ARTÍCULO DE OPINIÓN

Han transcurrido ya treinta años desde que se diagnosticó el primer caso de VIH. Treinta años donde hemos pasado de la ignorancia y el miedo a ser capaces de tomar en consideración los interrogantes que el Sida nos planteaba, abriendo así la posibilidad de reflexionar sobre esta situación y sobre todas aquellas en las que el ser humano es puesto en cuestión.

SIDA: 30 años despuésMuchos de nosotros recordaremos cómo en un primer momento nos sentimos conmocionados por una realidad de la que sabíamos bien poco. Las primeras evidencias nos decían que el contagio del virus se producía mediante las denominadas prácticas de riesgo pero, sin embargo, debimos trabajar, una vez más, para que determinados colectivos no fueran estigmatizados. Atrás quedan ya los días donde Sida se asociaba a las tres haches (homosexuales, hemofílicos, heroinómanos) propiciando identificaciones subjetivas y generando las consiguientes dinámicas de exclusión.

Esta es quizá la gran enseñanza que hemos podido extraer y que hoy queremos compartir.

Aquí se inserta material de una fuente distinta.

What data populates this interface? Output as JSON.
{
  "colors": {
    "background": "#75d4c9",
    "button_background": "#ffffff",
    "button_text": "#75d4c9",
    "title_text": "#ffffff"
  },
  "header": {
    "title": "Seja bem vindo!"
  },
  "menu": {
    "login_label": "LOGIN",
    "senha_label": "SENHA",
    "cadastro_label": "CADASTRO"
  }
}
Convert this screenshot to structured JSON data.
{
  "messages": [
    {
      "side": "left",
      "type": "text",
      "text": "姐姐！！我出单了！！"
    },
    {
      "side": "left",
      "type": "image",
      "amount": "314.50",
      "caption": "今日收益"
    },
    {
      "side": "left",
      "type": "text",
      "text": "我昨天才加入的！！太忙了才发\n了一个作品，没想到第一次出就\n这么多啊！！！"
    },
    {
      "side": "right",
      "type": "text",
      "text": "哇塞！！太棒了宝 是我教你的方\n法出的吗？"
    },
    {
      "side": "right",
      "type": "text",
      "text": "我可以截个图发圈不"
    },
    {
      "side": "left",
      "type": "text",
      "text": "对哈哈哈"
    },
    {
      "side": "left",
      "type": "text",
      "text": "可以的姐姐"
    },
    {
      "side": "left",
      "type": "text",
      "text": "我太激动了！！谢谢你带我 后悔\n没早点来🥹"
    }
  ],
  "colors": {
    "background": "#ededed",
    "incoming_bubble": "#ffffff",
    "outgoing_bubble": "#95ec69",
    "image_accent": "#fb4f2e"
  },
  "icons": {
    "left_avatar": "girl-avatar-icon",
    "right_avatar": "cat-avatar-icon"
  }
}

En primer lugar, objetivar de qué estamos hablando nos ha permitido contactar con aquello que a todos se nos escapa…

Cuántos de nosotros hemos incurrido en prácticas que ponían en riesgo nuestra integridad, en el encuentro sexual, en el consumo de alcohol, en los deportes de riesgo. Aproximarnos a esos momentos donde el sujeto se abandona nos permite también ser capaces de acogerle en esta dimensión y, por lo tanto, poderle acompañar.

Así, no hablamos de otra cosa que de la condición humana, aspecto esencial en nuestra acción profesional. El Sida no es un tema que concierne sólo a personas infectadas, todos somos personas. De esta aserción deriva necesariamente una posición ética que nos incumbe no sólo como profesionales sino también como ciudadanos. En momentos como los que hoy vivimos de incertidumbre y de dificultad para la colectividad es necesario acercarnosa las diferentes situaciones desde una posición de reconocimiento.

Aquello que le ha pasado al otro bien pudiera pasarnos a nosotros. No es, obviamente, una mera cuestión de azar pero tampoco siempre está claro por qué él y no yo.

A partir de ahí podemos abordar los fenómenos de exclusión en nuestras sociedades con una mirada exenta de prejuicios. Las enfermedades y sus metáforas, ampliamente trabajadas por distintos autores, nos hablan justamente de eso: las lógicas de segregación en los grupos humanos.

Hablemos de consumo de drogas, de enfermedad mental, de sida… en definitiva, de lo que estamos hablando es de bajo qué significante se presenta y definimos a una persona y cómo esta clasificación trazará posibilidades de circulación social de diversa gradación. En ese sentido, el sida aparece como la enfermedad contemporánea que simboliza cómo vivimos el miedo y la muerte. Importan los efectos en el cuerpo, pero nosotros debemos operar con los efectos imaginarios y del discurso social.

La crisis económica y sus consecuencias acarrean también efectos de orden práctico y conceptual. La tensión en la red asistencial y la falta de recursos se evidencia en el día a día resultando extremadamente complejo para las personas que atendemos cubrir sus necesidades básicas y, por otra parte, implica una reactualización continuada para los profesionales que han de lidiar casi con lo imposible.

En un marco de tensión ideológica como este, se cuestionan también el acceso a prestaciones por parte de ciertos colectivos, haciendo de la teoría del ascensor social un modelo explicativo del comportamiento de los grupos sociales. En paralelo, volvemos a hablar de pobreza y dejamos de hablar de derechos, con los efectos que esto puede comportar y con las consecuencias que se derivan para las entidades sociales y obviamente para los sujetos. No estamos sólo ante una crisis económica, se trata de un cambio de paradigma donde deberemos aprender a vivir de otra manera.

Reivindicar la solidaridad debe ser un imperativo pero pretender transformar, como parece bajo el pretexto de la crisis, la responsabilidad de las instituciones del estado, en altruismo voluntarista, es sin duda un riesgo. Y, una vez más, lo que nos queda es no dimitir de nuestro deseo de continuar trabajando por una sociedad más justa.

Toni GarínDirector del Área de Inserción Social, Reducción de Daños en Drogodependencias y VIH/Sida de la Fundación Salud y Comunidad.